Bayhi's law firm is tucked behind the Chevron Gas Station on St. Ferdinand Street. He said the problem is after he leaves work and on the weekends, the homeless take over outside his property.
"I even come here a lot of times in the mornings, and I've got to wake people up to get them to leave because they're sleeping here," said Bayhi.
Bayhi said he cleaned off his porch Monday morning after he said trash was left behind. But, shoes were left behind by someone. On the side of his property, Bayhi said the homeless left behind trash, cans and even empty alcohol bottles. His railing on the porch is broken in several spots and Bayhi blames the homeless.
"I've had to clean up human waste from the steps. On the porch, there's generally a constant urine smell," said Bayhi.
On the back side of his property, below the handicap railing are leftover belongings.
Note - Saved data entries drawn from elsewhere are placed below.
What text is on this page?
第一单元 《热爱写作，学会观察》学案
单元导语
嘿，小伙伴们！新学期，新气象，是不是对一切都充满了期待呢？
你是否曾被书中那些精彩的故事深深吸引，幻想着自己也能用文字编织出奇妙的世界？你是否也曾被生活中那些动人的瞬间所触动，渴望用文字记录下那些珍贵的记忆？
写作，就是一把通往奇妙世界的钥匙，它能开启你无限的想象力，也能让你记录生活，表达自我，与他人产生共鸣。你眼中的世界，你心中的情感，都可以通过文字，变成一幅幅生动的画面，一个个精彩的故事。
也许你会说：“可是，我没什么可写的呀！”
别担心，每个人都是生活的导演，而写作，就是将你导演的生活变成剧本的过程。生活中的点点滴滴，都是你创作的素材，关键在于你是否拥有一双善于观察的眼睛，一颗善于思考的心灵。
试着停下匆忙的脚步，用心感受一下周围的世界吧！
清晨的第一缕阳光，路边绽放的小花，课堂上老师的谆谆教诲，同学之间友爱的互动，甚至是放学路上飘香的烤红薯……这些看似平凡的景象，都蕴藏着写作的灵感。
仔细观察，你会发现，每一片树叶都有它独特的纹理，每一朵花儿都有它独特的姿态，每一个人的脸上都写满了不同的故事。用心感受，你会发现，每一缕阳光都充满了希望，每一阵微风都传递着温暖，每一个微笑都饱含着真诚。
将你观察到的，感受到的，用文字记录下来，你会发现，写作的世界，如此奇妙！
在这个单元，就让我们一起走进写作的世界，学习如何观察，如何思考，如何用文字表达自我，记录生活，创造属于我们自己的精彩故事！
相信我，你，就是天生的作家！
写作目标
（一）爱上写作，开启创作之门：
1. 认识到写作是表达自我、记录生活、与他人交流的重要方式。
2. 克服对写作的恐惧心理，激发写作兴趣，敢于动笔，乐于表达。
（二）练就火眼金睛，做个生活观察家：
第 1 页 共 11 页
"Some people actually consider this their home because they leave clothes here," said Bayhi.
There are cardboards and more trash on another side of the property, and there is a hole beneath the property next door, where more belongings are left behind.
"This is probably where a lot of people call home right here under this house. When the weather is bad or it's cold, they sleep under here," said Bayhi.
Bayhi said several of his neighboring business owners are also fed up with the issue.
Is it an issue of shelters simply not having enough room? Michael Acaldo with St. Vincent De Paul said they have open and available beds right now, and majority of the times, they have availability especially for men. However, he added they do have a strict policy.
"If they're high or intoxicated, we can't let them in," said Acaldo.
With all the alcohol containers found on the property, it is a choice the homeless may be making to stay out of the shelters. Meanwhile, Bayhi said he wants to see more police patrols to keep the homeless out of his private property.
"They're already making patrols. They're already aware of this guy's problems that he's having. They do go by there. It's just unfortunate just that the times they have been out by there, they haven't located anybody," said Lt. Dunnam with the Baton Rouge Police Department.
Lt. Dunnam said once they get their downtown precinct going, they will patrol more frequently.
Plus, the Baton Rouge city-parish does still have their program called Way Home. The program is set up to where if a homeless person has a family member or job lined up in another city, the city-parish will buy a one-way ticket for them to get to that city.